In my case, it was like my lips got really chapped and dried out - started to peel off - and then kept on peeling. It did cross the border of my lips and made a crusty patch or two. Looked like my lipstick was smudged, only I wasn't wearing any. I'm not a habitual lip biter or picker. My lips were so much inflamed as they were disappearing. The skin was very thin and the patches that peeled had a smoother texture and darker color.
It went on for months. Thing is, it started while I was trying to kick a nasty finger infection. Between the 4th antibiotic combo and the first antifungal, my lips started to peel off. It wasn't a known side effect of any of the meds, and it continued long after I quit taking them. So the one thing we do know is that my system was under a lot of stress and I was perhaps immunocompromised. The timing and the response to the lysine suggest a viral cause in my case, at least that's my dentist's take on it. I posted a detailed question about this on netwellness.org, but I haven't gotten a response yet.
I found some research related to cellular lysine/arginine ratios and herpes virus replication. High lysine stops replication. This may or may not be what's happening in my case. It could be a different strain of herpes virus or another virus that's sensitive to lysine levels. Herpes is typically diagnosed by exam of "the typical lesion". Seems that a non-typical presentation could be completely missed.

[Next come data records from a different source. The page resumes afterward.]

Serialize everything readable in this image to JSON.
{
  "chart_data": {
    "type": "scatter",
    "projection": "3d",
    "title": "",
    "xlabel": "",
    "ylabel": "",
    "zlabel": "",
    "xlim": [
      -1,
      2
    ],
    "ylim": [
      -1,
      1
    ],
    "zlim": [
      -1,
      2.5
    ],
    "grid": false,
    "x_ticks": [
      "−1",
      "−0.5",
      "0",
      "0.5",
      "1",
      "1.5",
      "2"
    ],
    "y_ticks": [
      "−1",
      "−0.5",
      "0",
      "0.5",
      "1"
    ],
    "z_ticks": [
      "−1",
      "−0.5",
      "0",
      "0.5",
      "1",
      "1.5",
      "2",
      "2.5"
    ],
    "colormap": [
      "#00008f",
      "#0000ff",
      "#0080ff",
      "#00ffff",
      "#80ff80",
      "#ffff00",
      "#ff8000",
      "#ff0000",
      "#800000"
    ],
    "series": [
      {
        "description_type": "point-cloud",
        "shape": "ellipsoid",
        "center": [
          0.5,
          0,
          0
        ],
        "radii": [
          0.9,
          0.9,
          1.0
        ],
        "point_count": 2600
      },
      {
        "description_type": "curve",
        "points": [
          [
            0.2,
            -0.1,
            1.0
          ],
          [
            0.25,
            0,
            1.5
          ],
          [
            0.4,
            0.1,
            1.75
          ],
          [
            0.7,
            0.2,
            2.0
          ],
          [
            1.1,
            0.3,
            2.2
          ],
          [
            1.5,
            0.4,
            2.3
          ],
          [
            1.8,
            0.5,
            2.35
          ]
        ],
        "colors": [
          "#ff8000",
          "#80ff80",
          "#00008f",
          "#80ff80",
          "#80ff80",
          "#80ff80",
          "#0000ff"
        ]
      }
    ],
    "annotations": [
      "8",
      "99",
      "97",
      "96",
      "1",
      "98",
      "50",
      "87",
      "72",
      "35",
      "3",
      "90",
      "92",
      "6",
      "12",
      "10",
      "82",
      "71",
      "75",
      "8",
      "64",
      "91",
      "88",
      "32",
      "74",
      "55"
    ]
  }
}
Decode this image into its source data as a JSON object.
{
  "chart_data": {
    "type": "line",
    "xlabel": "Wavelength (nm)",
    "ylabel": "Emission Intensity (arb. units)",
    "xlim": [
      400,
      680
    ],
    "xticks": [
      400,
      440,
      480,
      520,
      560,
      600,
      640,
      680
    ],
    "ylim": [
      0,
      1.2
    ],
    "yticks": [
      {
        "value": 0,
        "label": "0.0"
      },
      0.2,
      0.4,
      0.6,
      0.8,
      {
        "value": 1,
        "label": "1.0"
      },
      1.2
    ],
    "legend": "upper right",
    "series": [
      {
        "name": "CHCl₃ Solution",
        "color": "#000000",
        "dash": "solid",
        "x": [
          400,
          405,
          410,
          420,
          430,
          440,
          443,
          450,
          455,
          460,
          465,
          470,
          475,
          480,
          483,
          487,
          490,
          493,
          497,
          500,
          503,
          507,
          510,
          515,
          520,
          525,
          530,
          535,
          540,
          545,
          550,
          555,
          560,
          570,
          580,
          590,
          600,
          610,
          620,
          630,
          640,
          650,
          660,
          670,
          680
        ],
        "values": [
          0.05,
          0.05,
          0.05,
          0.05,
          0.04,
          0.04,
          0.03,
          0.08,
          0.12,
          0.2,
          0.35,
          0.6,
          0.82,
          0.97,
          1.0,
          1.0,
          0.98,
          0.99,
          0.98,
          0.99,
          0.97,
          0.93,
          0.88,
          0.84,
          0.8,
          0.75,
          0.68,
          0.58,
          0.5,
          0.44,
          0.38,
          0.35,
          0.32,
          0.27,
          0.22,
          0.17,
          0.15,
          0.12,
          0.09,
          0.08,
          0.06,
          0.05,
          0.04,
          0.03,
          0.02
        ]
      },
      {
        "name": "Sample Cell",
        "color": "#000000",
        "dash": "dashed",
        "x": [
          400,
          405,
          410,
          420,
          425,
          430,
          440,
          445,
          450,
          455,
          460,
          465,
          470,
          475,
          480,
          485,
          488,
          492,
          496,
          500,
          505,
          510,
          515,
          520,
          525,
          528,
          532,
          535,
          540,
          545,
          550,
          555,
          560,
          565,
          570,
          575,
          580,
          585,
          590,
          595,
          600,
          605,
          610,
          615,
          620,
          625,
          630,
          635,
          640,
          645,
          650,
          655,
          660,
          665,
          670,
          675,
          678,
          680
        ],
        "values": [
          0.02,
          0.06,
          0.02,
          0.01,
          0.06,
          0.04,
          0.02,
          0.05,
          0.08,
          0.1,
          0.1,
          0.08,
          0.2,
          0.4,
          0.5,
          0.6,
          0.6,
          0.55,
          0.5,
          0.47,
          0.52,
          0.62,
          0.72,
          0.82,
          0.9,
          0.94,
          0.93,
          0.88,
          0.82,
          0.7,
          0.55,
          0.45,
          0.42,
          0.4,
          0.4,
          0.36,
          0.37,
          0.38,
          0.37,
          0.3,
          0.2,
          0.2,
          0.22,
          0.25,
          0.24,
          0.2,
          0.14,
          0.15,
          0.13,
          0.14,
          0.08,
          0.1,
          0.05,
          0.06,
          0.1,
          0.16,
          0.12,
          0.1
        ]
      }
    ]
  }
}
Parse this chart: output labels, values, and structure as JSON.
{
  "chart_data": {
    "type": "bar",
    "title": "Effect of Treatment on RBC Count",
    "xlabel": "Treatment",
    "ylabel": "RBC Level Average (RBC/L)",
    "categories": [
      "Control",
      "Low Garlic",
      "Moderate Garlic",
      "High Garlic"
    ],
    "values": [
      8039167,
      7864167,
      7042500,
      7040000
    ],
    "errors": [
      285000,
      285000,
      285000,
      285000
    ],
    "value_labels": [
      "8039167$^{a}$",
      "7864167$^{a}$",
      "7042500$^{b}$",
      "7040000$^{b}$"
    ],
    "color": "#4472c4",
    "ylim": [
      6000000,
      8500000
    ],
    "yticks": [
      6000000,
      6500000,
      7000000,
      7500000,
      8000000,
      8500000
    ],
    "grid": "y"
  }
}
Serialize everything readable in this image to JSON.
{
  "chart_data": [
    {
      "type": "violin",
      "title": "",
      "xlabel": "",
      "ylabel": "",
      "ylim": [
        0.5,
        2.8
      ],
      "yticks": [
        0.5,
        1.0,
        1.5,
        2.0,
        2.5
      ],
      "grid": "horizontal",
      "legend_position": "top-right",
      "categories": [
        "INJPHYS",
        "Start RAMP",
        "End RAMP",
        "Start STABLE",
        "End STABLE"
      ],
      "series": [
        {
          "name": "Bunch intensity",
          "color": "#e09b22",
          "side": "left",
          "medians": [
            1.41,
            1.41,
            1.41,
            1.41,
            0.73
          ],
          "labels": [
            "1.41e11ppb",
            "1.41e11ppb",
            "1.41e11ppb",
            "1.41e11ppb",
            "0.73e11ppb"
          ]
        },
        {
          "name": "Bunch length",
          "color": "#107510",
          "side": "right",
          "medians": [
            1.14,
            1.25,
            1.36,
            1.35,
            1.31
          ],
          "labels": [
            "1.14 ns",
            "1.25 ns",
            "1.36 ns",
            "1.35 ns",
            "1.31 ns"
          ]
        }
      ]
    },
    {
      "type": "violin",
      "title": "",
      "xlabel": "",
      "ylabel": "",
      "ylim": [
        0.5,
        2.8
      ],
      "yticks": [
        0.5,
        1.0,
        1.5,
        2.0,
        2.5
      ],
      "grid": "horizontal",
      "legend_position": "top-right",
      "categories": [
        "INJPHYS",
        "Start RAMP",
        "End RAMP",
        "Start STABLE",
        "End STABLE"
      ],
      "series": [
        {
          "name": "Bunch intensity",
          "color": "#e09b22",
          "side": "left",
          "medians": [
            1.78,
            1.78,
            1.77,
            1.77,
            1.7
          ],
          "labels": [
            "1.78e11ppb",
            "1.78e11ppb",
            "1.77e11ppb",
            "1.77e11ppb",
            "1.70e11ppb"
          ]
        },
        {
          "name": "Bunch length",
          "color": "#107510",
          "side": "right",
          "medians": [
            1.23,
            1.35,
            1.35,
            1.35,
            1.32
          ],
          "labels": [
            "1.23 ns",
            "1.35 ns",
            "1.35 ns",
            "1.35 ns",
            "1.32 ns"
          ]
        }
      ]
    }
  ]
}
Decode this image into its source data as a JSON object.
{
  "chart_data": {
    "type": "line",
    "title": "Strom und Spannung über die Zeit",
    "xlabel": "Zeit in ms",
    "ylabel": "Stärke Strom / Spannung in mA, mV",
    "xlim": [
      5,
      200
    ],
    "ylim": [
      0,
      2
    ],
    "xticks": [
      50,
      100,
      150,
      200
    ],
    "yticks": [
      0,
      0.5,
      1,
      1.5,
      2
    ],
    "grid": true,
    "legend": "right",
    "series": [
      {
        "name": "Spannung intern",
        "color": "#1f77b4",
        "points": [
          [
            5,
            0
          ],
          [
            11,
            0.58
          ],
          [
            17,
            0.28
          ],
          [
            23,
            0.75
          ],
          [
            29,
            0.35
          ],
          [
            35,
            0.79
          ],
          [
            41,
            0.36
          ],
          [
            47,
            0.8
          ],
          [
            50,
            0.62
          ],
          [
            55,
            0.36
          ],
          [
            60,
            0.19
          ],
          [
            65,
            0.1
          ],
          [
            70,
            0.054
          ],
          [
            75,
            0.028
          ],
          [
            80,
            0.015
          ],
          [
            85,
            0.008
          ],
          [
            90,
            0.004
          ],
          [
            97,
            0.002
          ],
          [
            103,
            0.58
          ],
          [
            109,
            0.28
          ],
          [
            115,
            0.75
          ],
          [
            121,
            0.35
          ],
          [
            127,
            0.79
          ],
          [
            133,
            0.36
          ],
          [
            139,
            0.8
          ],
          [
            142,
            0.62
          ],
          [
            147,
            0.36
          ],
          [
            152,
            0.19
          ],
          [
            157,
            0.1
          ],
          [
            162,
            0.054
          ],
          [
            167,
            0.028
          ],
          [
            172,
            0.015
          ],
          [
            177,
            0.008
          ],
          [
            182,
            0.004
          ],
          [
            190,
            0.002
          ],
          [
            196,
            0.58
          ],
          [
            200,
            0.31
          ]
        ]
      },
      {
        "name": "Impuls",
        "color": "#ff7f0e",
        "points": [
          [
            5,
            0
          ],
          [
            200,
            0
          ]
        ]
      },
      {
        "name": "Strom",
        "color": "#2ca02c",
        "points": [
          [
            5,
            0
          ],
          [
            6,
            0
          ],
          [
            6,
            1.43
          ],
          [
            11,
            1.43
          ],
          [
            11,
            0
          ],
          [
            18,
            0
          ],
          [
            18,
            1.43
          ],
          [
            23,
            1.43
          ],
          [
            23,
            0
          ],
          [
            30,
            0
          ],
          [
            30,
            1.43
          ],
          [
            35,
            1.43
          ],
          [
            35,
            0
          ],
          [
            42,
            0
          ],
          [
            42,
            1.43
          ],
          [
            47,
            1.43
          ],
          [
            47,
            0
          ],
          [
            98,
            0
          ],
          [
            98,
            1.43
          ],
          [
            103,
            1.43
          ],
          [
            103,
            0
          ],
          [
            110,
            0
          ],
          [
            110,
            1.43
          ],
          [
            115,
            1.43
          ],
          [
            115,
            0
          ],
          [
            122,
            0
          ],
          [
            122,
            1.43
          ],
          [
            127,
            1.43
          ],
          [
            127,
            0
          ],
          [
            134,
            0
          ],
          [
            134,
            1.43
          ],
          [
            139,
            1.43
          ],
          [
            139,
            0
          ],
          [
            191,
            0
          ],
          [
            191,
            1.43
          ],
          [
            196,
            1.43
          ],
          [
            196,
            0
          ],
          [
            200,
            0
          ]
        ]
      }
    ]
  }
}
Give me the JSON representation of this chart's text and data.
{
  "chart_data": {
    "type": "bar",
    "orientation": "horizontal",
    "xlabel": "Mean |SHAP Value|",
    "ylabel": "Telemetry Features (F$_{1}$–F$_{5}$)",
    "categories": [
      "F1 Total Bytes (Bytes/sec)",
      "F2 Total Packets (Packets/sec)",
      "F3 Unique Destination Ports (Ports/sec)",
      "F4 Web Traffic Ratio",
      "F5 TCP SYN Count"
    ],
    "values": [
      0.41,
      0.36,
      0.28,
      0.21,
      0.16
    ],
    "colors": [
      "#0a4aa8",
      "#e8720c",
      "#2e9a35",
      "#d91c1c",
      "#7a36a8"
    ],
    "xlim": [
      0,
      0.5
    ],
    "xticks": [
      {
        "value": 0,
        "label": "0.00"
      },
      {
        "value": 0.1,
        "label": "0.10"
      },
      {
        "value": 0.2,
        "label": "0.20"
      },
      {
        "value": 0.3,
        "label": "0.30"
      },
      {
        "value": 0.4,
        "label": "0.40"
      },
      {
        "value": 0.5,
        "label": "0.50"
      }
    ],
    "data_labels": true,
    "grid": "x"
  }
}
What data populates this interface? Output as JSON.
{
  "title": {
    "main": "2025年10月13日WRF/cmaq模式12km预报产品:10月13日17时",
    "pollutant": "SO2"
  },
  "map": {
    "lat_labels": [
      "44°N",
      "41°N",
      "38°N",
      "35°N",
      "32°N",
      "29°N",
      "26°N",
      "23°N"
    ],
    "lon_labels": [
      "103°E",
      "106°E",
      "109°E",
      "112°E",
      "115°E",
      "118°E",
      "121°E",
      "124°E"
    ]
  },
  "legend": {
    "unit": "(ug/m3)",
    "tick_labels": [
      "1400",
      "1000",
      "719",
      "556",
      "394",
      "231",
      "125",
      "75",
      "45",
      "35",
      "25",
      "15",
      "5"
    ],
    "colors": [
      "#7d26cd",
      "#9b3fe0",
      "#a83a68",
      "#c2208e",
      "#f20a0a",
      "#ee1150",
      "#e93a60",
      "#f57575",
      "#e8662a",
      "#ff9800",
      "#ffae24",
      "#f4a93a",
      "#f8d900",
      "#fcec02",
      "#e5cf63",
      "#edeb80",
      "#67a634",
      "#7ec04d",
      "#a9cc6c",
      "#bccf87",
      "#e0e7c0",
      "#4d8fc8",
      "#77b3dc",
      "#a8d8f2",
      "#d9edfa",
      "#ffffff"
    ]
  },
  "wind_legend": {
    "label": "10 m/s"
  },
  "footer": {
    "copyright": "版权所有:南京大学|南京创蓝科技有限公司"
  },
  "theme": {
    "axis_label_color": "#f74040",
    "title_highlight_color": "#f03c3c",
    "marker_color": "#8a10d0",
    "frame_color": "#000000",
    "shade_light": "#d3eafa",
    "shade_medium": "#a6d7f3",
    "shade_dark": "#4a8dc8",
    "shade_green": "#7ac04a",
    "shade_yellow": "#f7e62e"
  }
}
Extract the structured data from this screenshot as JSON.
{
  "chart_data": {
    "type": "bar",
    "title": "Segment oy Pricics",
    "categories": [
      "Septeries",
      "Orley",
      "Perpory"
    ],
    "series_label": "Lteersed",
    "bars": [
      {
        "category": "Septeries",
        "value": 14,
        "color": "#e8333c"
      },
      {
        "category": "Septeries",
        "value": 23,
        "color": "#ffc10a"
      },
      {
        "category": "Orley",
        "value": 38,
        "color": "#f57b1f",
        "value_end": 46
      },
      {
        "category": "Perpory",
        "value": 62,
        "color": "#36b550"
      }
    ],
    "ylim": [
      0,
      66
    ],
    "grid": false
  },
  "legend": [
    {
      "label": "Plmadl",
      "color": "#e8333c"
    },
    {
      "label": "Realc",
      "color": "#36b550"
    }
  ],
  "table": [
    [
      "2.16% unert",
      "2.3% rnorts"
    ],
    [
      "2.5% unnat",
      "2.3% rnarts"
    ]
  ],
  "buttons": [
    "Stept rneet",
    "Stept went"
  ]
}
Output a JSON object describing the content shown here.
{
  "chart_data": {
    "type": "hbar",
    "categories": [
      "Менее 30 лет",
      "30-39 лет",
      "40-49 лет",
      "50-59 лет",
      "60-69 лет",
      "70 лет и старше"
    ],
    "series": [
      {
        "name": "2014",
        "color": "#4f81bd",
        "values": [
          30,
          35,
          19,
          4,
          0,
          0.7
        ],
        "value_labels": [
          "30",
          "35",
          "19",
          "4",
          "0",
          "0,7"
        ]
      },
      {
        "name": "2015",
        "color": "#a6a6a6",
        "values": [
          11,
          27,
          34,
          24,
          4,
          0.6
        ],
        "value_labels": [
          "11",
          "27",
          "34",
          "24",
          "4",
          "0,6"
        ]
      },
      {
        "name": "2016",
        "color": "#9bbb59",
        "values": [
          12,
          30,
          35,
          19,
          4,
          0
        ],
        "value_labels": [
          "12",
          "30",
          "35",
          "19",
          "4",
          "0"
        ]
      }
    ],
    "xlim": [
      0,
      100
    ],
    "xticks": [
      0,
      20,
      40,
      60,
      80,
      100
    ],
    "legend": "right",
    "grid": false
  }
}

It could also be a random autoimmune thing triggered by stress.
A little from the L-lysine page on PDRhealth.com:
ACTIONS AND PHARMACOLOGY
Supplemental L-lysine has putative anti-herpes simplex virus activity. There is preliminary research suggesting that it may have some anti-osteoporotic activity.
MECHANISM OF ACTION
Proteins of the herpes simplex virus are rich in L-arginine, and tissue culture studies indicate an enhancing effect on viral replication when the amino acid ratio of L-arginine to L-lysine is high in the tissue culture media. When the ratio of L-lysine to L-arginine is high, viral replication and the cytopathogenicity of herpes simplex virus have been found to be inhibited.